Kenneth pulled out my chair. I noted the set of his jaw, the faint chill in his eyes. He resembled a white marble centurion, maybe even Caesar himself, but beside me instead of on a pedestal. In their time Roman sculptures were not white but lavishly painted and gilded. We only think we know them. I couldn’t claim to know Kenneth, but as a woman of my time I had been trained to make an effort. My teacher was Seventeen magazine, circa 1964. “Ask him about himself,” advised my guide to the mysteries of talking with boys. It never crossed my mind that a boy should ask about me. The privileges of manhood, as I understood them, included conversational care from women.
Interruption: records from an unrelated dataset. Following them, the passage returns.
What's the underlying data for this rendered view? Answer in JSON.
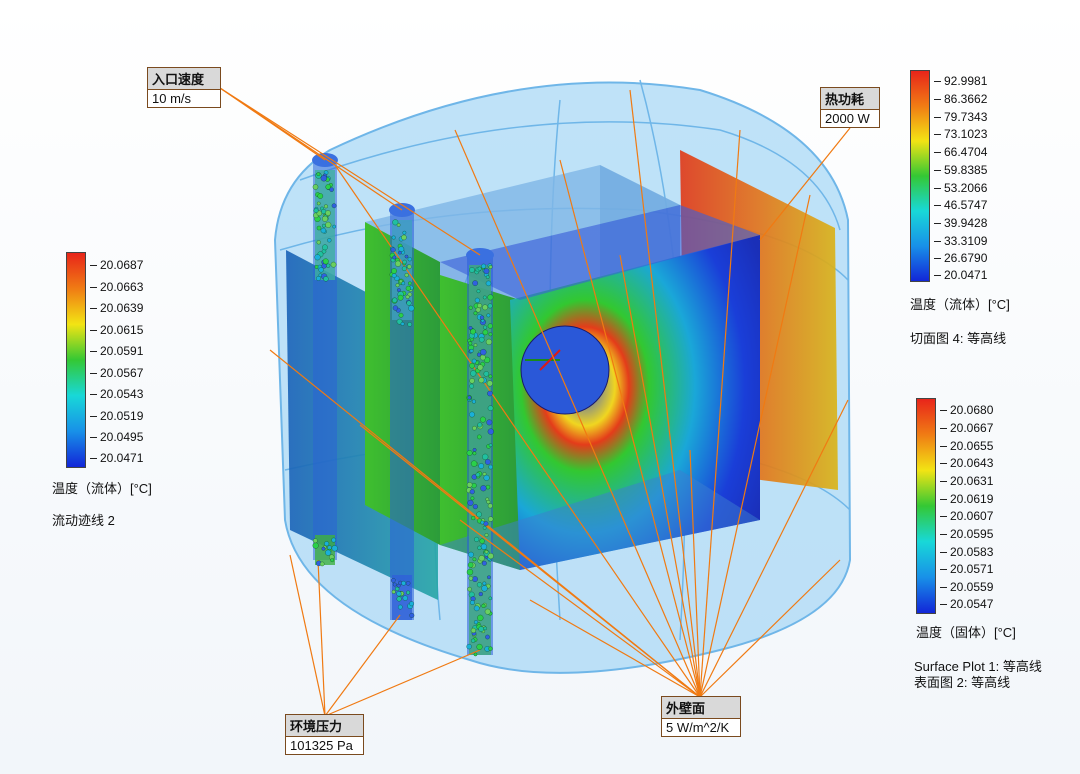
{
  "callouts": {
    "inlet": {
      "title": "入口速度",
      "value": "10 m/s"
    },
    "heat": {
      "title": "热功耗",
      "value": "2000 W"
    },
    "pressure": {
      "title": "环境压力",
      "value": "101325 Pa"
    },
    "wall": {
      "title": "外壁面",
      "value": "5 W/m^2/K"
    }
  },
  "legend_left": {
    "ticks": [
      "20.0687",
      "20.0663",
      "20.0639",
      "20.0615",
      "20.0591",
      "20.0567",
      "20.0543",
      "20.0519",
      "20.0495",
      "20.0471"
    ],
    "title": "温度（流体）[°C]",
    "subtitle": "流动迹线 2"
  },
  "legend_right_top": {
    "ticks": [
      "92.9981",
      "86.3662",
      "79.7343",
      "73.1023",
      "66.4704",
      "59.8385",
      "53.2066",
      "46.5747",
      "39.9428",
      "33.3109",
      "26.6790",
      "20.0471"
    ],
    "title": "温度（流体）[°C]",
    "subtitle": "切面图 4: 等高线"
  },
  "legend_right_bottom": {
    "ticks": [
      "20.0680",
      "20.0667",
      "20.0655",
      "20.0643",
      "20.0631",
      "20.0619",
      "20.0607",
      "20.0595",
      "20.0583",
      "20.0571",
      "20.0559",
      "20.0547"
    ],
    "title": "温度（固体）[°C]",
    "subtitle1": "Surface Plot 1: 等高线",
    "subtitle2": "表面图 2: 等高线"
  },
  "colors": {
    "accent_leader": "#f07a12",
    "enclosure": "#9fd3f5",
    "hot": "#e0261a",
    "cold": "#1a2fd0"
  }
}
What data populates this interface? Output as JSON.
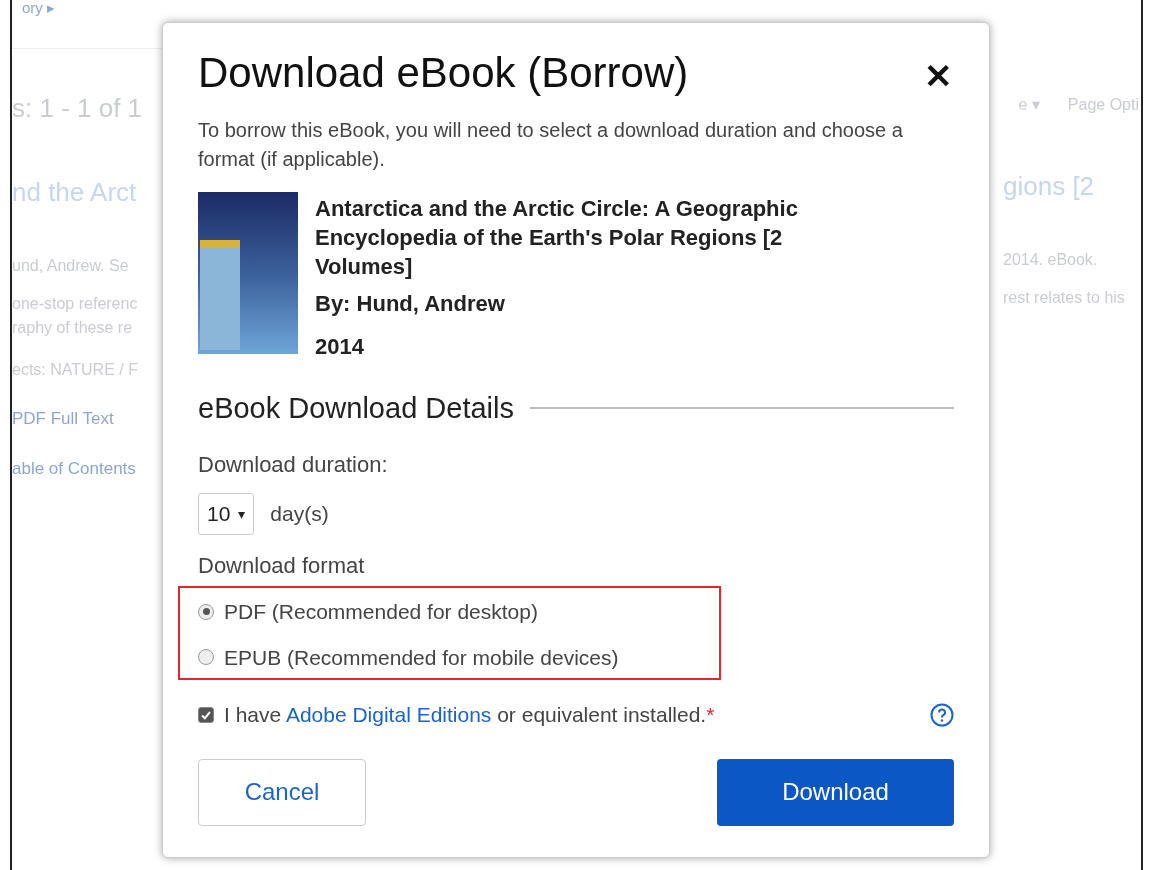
{
  "background_page": {
    "breadcrumb": "ory ▸",
    "results_heading": "s: 1 - 1 of 1",
    "sort_menu": "e ▾",
    "page_options": "Page Opti",
    "result": {
      "title_left": "nd the Arct",
      "title_right": "gions [2",
      "citation_left": "und, Andrew. Se",
      "citation_right": "2014. eBook.",
      "abstract_left": [
        "one-stop referenc",
        "raphy of these re"
      ],
      "abstract_right": "rest relates to his",
      "subjects": "ects: NATURE / F",
      "links": [
        "PDF Full Text",
        "able of Contents"
      ]
    }
  },
  "dialog": {
    "title": "Download eBook (Borrow)",
    "close": "✕",
    "intro": "To borrow this eBook, you will need to select a download duration and choose a format (if applicable).",
    "book": {
      "title": "Antarctica and the Arctic Circle: A Geographic Encyclopedia of the Earth's Polar Regions [2 Volumes]",
      "author": "By: Hund, Andrew",
      "year": "2014"
    },
    "section_heading": "eBook Download Details",
    "duration": {
      "label": "Download duration:",
      "value": "10",
      "caret": "▾",
      "unit": "day(s)"
    },
    "format": {
      "label": "Download format",
      "options": [
        {
          "label": "PDF (Recommended for desktop)",
          "selected": true
        },
        {
          "label": "EPUB (Recommended for mobile devices)",
          "selected": false
        }
      ]
    },
    "acknowledgement": {
      "checked": true,
      "prefix": "I have ",
      "link": "Adobe Digital Editions",
      "suffix": " or equivalent installed.",
      "required_mark": "*"
    },
    "buttons": {
      "cancel": "Cancel",
      "download": "Download"
    }
  }
}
In my former life I sat at many long tables, putting men at ease. I recall a middle manager who stared dolefully at his salad until I tried to divert him with a quip about the two wine glasses at each place. Had he noticed wine glasses are like golf clubs, a size and shape for every purpose? It wasn’t funny but for him it was a lifeline. The middle manager took enormous pride in his golf clubs. He proceeded to expound on each one while I nodded and longed for release. Why should men get all the social nurturing? Couldn’t I have used my share?
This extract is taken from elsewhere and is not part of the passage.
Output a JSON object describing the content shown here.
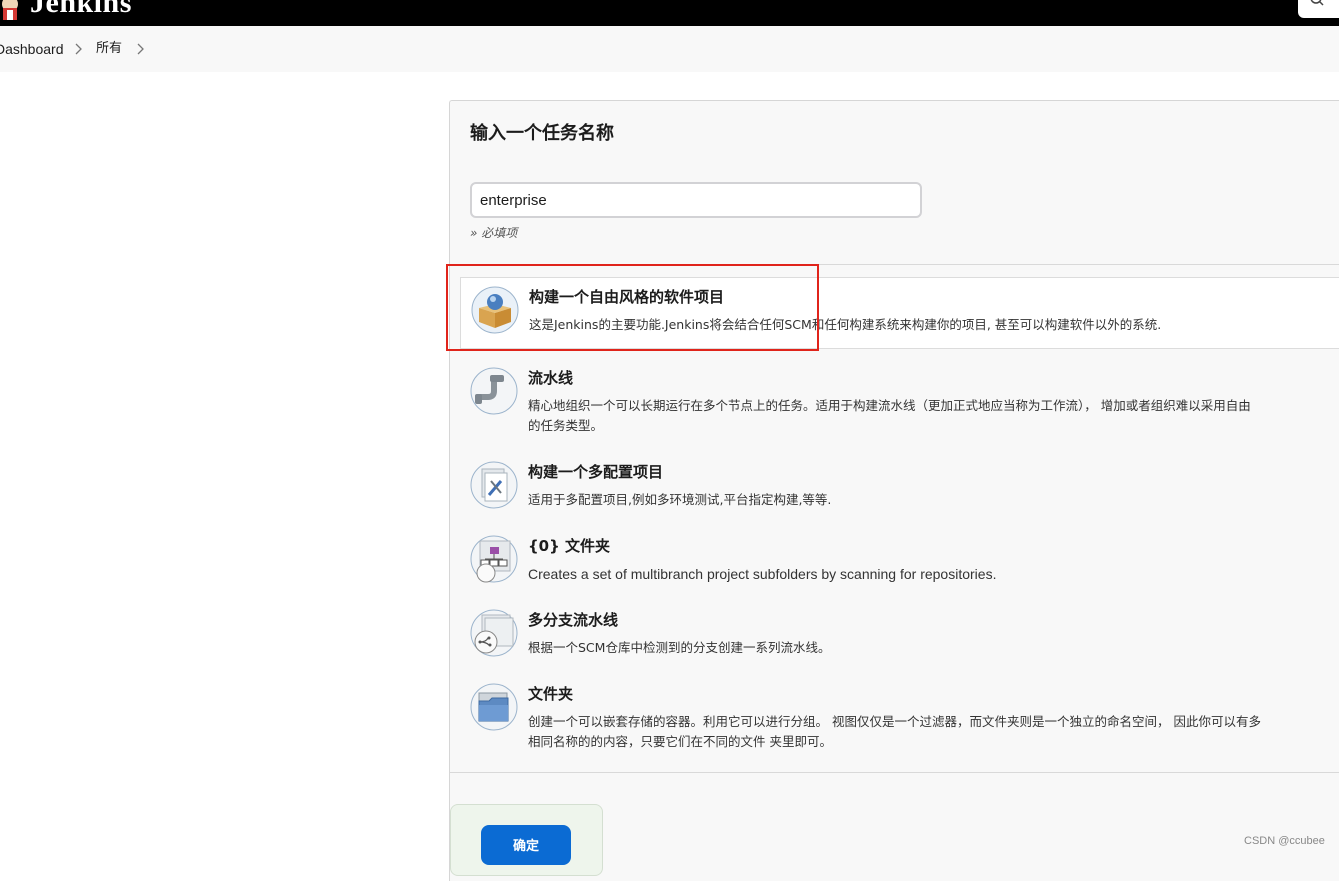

I was done catering to men who happened to be my seatmate. With Kenneth, I would not smile and nod. This time I would steer the conversation to my favorite topic: Casey. Kenneth had a dog; it was the one thing I knew about his private self. The dog did not care about social status, nor did my Casey, a rescue mutt with a torn right ear, scars on all four legs, and no discernible talents except catching banana chunks in mid-air.
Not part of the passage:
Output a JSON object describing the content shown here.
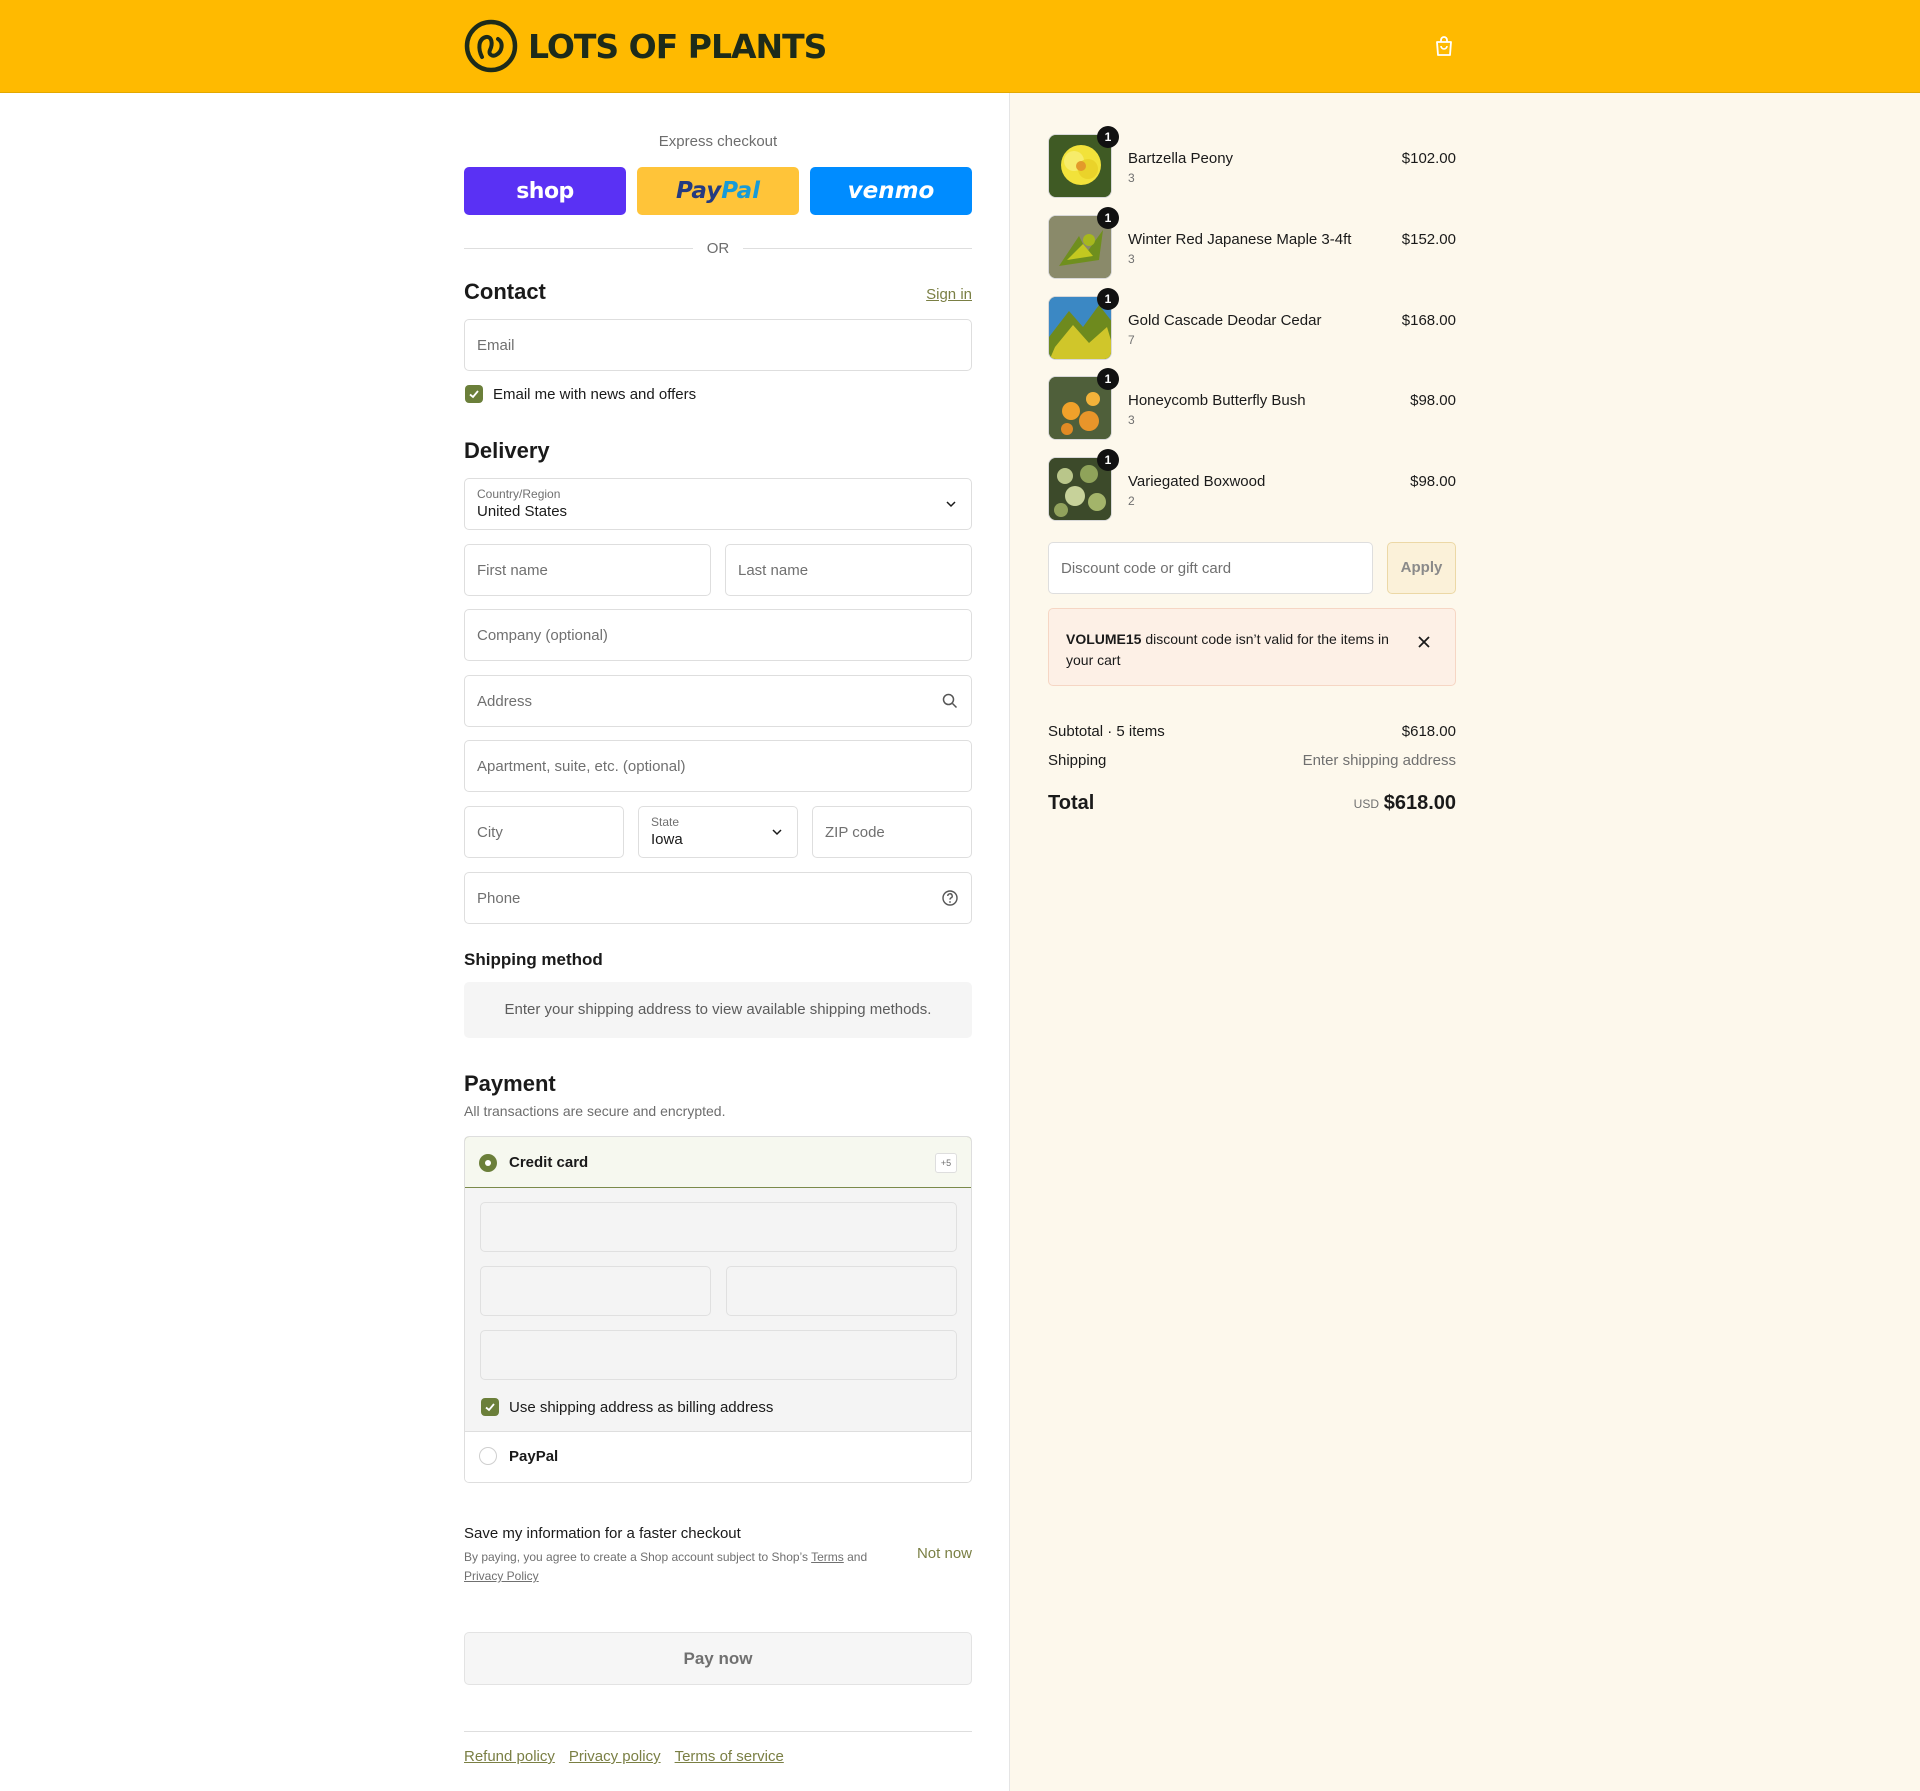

Whatever I told Kenneth about Casey, it must have included the men who scratched his butt. They had loved dogs of their own, back when they had homes. I probably mentioned that too. As Kenneth leaned close to listen, I saw his face soften. There was a pause like that moment in a concert hall when the audience waits as one for the adagio.
He told me about his dog of dogs, the formative companion some people call “the heart dog.” Many years and dogs had gone by since the golden retriever last offered his throat to Kenneth’s hand, yet when he spoke of this dog it was if they were still saying goodbye. The story he told of their parting was about a lot more than one dog. It was about the moment when a young man knew what love was asking of him, and how he found it in himself to make the sacrifice. His words seemed to come from a great depth, as if he felt the weight of each one and was considering its place in the narrative. Two words in particular—“love” and “please.” He did not say “alone,” yet I felt his aloneness. I sensed he had not told the story in ages, maybe ever. He might have written it, though. And then put it aside, thinking no one would care. If I still commissioned stories, I might have had designs on his, a jewel I could polish and position just so. As Nobody, I left all that behind. I could be the one he needed when a memory unmoored him and left him Nobody too. I accepted what he offered, the gift of witnessing his love. He didn’t wipe his tears. I didn’t look away.
Up and down the table people laughed and debated. Wine splashed on the tablecloth. Our end of the table had the stillness of a chapel where all are welcome who enter the door. We had it to ourselves, bonded by two dogs—mine nowhere close, his long gone. I wanted to be nowhere in the world but where I was, with a man who had revealed his innermost self to me. “What a beautiful story,” I said. “Thank you for sharing it.” There was more I could have said, but amazement had just about silenced me.